Une sonde spatiale capable de se reproduire elle-même aurait pu visiter notre système solaire et y laisser des traces, suggère une étude publiée en octobre 2024 par Alex Ellery, professeur au département d’ingénierie mécanique et aérospatiale de l’université Carleton à Ottawa. Loin des habituelles recherches de signaux radio en provenance d’exoplanètes lointaines, le scientifique canadien propose de concentrer les efforts sur la Lune et les astéroïdes, où des signatures technologiques extraterrestres pourraient subsister depuis des millions d’années. Une proposition qui déplace radicalement le terrain de chasse du programme SETI vers notre propre arrière-cour cosmique.
Le paradoxe de Fermi revisité
La question reste entière : si des civilisations extraterrestres avancées existent, pourquoi n’avons-nous jamais détecté leur présence ? Alex Ellery revisite le célèbre paradoxe de Fermi en examinant la viabilité des sondes autoréplicantes, inspirées du concept de machines de von Neumann développé par le mathématicien John von Neumann. Selon le chercheur, une civilisation suffisamment avancée aurait tout intérêt à envoyer de tels engins pour explorer méthodiquement la galaxie. Que ce soit pour des raisons défensives – dans l’hypothèse dite de la « forêt sombre » où chaque civilisation se cache par peur d’être exterminée – ou purement exploratoires, les sondes autoréplicantes représenteraient la stratégie la plus efficace pour cartographier l’espace interstellaire.
Contrairement aux vaisseaux transportant des populations biologiques, les machines autonomes suivraient une stratégie d’exploration agressive, se concentrant sur les systèmes stellaires riches en métaux nécessaires à leur reproduction. Le chercheur souligne que l’intelligence artificielle embarquée dans les sondes constituerait probablement la forme de contact la plus probable avec une intelligence extraterrestre, plutôt qu’avec des organismes biologiques. « L’IA est la forme la plus probable d’intelligence extraterrestre que nous sommes susceptibles de rencontrer », écrit le professeur dans son article.

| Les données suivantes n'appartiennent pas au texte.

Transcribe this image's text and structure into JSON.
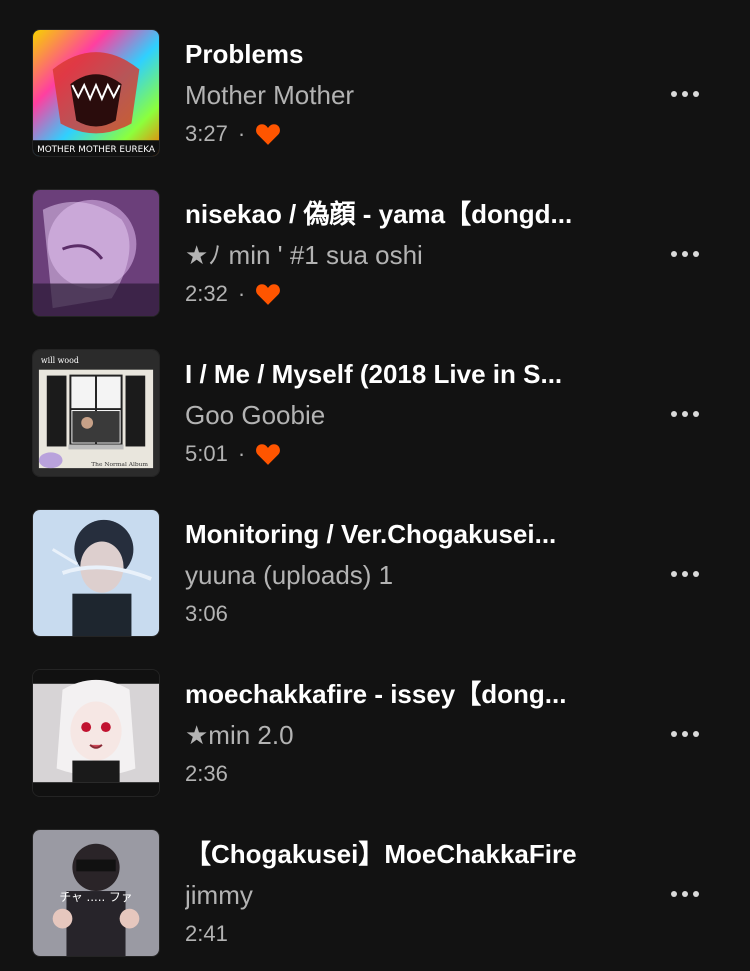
{
  "colors": {
    "background": "#121212",
    "liked": "#ff5500",
    "secondary_text": "#b3b3b3"
  },
  "tracks": [
    {
      "title": "Problems",
      "artist": "Mother Mother",
      "duration": "3:27",
      "liked": true,
      "art_text": "MOTHER MOTHER EUREKA"
    },
    {
      "title": "nisekao / 偽顔 - yama【dongd...",
      "artist": "★ﾉ min ' #1 sua oshi",
      "duration": "2:32",
      "liked": true
    },
    {
      "title": "I / Me / Myself (2018 Live in S...",
      "artist": "Goo Goobie",
      "duration": "5:01",
      "liked": true,
      "art_text": "will wood",
      "art_text2": "The Normal Album"
    },
    {
      "title": "Monitoring / Ver.Chogakusei...",
      "artist": "yuuna (uploads) 1",
      "duration": "3:06",
      "liked": false
    },
    {
      "title": "moechakkafire - issey【dong...",
      "artist": "★min 2.0",
      "duration": "2:36",
      "liked": false
    },
    {
      "title": "【Chogakusei】MoeChakkaFire",
      "artist": "jimmy",
      "duration": "2:41",
      "liked": false,
      "art_text": "チャ ..... ファ"
    }
  ],
  "separator": "·",
  "icons": {
    "heart": "heart-icon",
    "more": "more-options-icon"
  }
}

La Lune, base idéale pour une fabrication extraterrestre
Après avoir écarté les astéroïdes comme sites probables – les traces d’exploitation minière y seraient difficiles à distinguer des processus naturels – il identifie la Lune comme candidate privilégiée pour héberger des vestiges d’activité extraterrestre. Notre satellite naturel offrirait des conditions optimales pour établir une base de fabrication. Des ressources minérales accessibles, l’absence d’atmosphère facilitant les opérations spatiales, et la stabilité géologique permet la préservation de structures sur des échelles de temps géologiques.

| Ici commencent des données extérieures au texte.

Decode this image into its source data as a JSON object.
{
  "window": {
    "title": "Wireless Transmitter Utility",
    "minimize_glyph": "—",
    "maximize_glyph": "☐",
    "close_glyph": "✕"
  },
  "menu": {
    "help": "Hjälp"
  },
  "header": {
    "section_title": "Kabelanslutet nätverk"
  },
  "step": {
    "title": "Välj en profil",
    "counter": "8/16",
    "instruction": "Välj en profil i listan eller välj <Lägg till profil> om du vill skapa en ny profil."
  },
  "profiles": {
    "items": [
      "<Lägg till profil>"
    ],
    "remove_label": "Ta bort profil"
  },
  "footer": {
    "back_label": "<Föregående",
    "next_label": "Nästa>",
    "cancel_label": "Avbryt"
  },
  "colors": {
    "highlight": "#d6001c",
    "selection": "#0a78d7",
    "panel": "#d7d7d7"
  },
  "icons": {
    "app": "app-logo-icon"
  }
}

L’étude propose une piste de détection particulièrement originale. Il faudrait rechercher des anomalies dans les ratios isotopiques, notamment les rapports thorium-232/néodyme-144 et thorium-232/baryum-137. Selon Alex Ellery, la construction de réacteurs nucléaires à partir de ressources lunaires – comme le modèle britannique Magnox – aurait laissé de telles signatures isotopiques distinctes. « Les réacteurs nucléaires peuvent être construits de manière réalisable à partir de ressources lunaires, ce qui aura laissé des signatures de ratios isotopiques », précise-t-il dans son article.

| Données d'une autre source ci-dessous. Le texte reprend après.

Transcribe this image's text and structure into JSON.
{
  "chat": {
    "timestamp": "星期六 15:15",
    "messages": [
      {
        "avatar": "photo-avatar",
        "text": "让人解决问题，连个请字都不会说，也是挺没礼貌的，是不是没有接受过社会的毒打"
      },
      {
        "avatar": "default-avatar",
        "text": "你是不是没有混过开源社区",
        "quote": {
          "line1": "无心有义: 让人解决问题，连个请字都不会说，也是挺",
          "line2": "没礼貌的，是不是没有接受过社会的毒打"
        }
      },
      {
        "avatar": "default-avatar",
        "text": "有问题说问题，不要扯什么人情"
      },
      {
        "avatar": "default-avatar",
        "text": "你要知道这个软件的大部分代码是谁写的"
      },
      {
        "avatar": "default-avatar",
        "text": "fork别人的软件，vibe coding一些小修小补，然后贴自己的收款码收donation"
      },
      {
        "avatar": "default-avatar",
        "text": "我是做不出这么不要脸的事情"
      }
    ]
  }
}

Le thorium-232, isotope relativement stable avec une demi-vie de 14,05 milliards d’années, constitue la quasi-totalité du thorium présent dans la nature. Son utilisation dans un processus industriel extraterrestre aurait modifié les proportions isotopiques naturelles de manière détectable.
Un cadeau enfoui pour l’humanité ?
L’hypothèse la plus intrigante avancée par le professeur Ellery concerne un possible échange économique préventif. Une sonde autoréplicante ayant exploité les ressources lunaires aurait pu laisser intentionnellement des artefacts enfouis, accessibles uniquement une fois qu’une civilisation atteindrait un certain niveau technologique. Le cadeau ultime ? Un « constructeur universel » – une machine capable de fabriquer n’importe quel objet, y compris elle-même.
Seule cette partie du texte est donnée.